Clues Abound, Already
Many cannabis businesses are taking matters into their own hands and consolidating the market before the federal government comes to a conclusion. The cannabis industry experienced 91 mergers and acquisitions (M&A) during the first three months of 2019, compared with 62 deals during the same period in 2018, according to data on Viridian Capital Advisors’ website. Canadian firms are driving much of the M&A activity, as they take advantage of a nationally legal marketplace in Canada to acquire U.S. assets.
But what about hemp? Will the hemp industry develop along the same market consolidation tracks that cannabis is tracing now?
“The U.S. hemp market will mature more rapidly than the adult-use and medical cannabis markets due to federal legalization,” Jushi Holdings CEO and Chairman Jim Cacioppo tells Cannabis Business Times. Jushi Holdings, a multistate cannabis and hemp operator based in Boca Raton, Florida, recently acquired Dalitso LLC, a licensed cannabis business in Alexandria, Virginia, that produces CBD and THCA oil extracts.

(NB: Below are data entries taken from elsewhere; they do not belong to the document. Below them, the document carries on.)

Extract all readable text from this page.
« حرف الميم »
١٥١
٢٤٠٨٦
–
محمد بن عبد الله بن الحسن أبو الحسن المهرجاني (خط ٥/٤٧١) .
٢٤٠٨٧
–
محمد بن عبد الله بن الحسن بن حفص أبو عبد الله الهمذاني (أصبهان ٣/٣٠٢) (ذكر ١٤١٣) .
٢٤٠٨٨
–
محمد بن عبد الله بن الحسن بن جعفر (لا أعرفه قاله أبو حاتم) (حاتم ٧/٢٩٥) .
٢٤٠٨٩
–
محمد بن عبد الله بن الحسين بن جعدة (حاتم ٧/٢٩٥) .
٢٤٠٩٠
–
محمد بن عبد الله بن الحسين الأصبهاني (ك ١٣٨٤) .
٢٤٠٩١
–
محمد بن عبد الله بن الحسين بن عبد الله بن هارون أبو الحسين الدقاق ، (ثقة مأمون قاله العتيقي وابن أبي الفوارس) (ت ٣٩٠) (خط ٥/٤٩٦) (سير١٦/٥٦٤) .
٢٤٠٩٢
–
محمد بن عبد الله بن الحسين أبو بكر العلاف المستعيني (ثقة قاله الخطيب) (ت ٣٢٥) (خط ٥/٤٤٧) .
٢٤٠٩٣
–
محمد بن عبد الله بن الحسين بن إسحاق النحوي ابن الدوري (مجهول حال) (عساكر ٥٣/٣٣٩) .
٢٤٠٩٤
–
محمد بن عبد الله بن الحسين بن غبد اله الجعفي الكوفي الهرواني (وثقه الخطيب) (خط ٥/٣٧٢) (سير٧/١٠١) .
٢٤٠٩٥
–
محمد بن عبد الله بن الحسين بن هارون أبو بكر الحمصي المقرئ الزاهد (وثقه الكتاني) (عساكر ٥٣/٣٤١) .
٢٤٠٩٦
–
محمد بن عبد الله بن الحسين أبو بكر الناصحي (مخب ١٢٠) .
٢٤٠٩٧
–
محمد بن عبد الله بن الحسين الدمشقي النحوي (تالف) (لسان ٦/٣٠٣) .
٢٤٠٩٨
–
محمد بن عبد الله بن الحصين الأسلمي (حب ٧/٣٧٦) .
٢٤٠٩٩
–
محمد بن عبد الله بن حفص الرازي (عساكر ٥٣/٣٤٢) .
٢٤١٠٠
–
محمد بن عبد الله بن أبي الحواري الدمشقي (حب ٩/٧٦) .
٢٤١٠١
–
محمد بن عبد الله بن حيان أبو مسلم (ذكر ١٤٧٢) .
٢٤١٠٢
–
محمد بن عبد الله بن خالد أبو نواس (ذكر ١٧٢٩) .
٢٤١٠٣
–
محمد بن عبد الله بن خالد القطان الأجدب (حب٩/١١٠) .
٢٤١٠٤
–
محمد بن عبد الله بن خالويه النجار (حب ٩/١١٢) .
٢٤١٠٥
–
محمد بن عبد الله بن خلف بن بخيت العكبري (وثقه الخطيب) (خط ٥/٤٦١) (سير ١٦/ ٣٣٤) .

“Legalization has opened access to financing and IP protection, providing access to capital to fund new and expanded operations throughout the country,” Cacioppo says. “Hemp cultivation and manufacturing is still an incredibly capital-intensive business, with extraction equipment costing upwards of $4 million for some industrial units.”
What’s Next for Hemp
The hemp M&A market could advance at a faster pace than the cannabis industry because of its legal status, according to Cacioppo.
“Hemp and hemp extracts are ‘federally legal,’ subject to the FDA's pending guidance, and the hemp industry does not operate under the same limited license regime that the marijuana industry does,” he says. “There are … few barriers to entry for a company to start their own CBD line—they just procure oil, packaging and build a website, and they are off selling product.”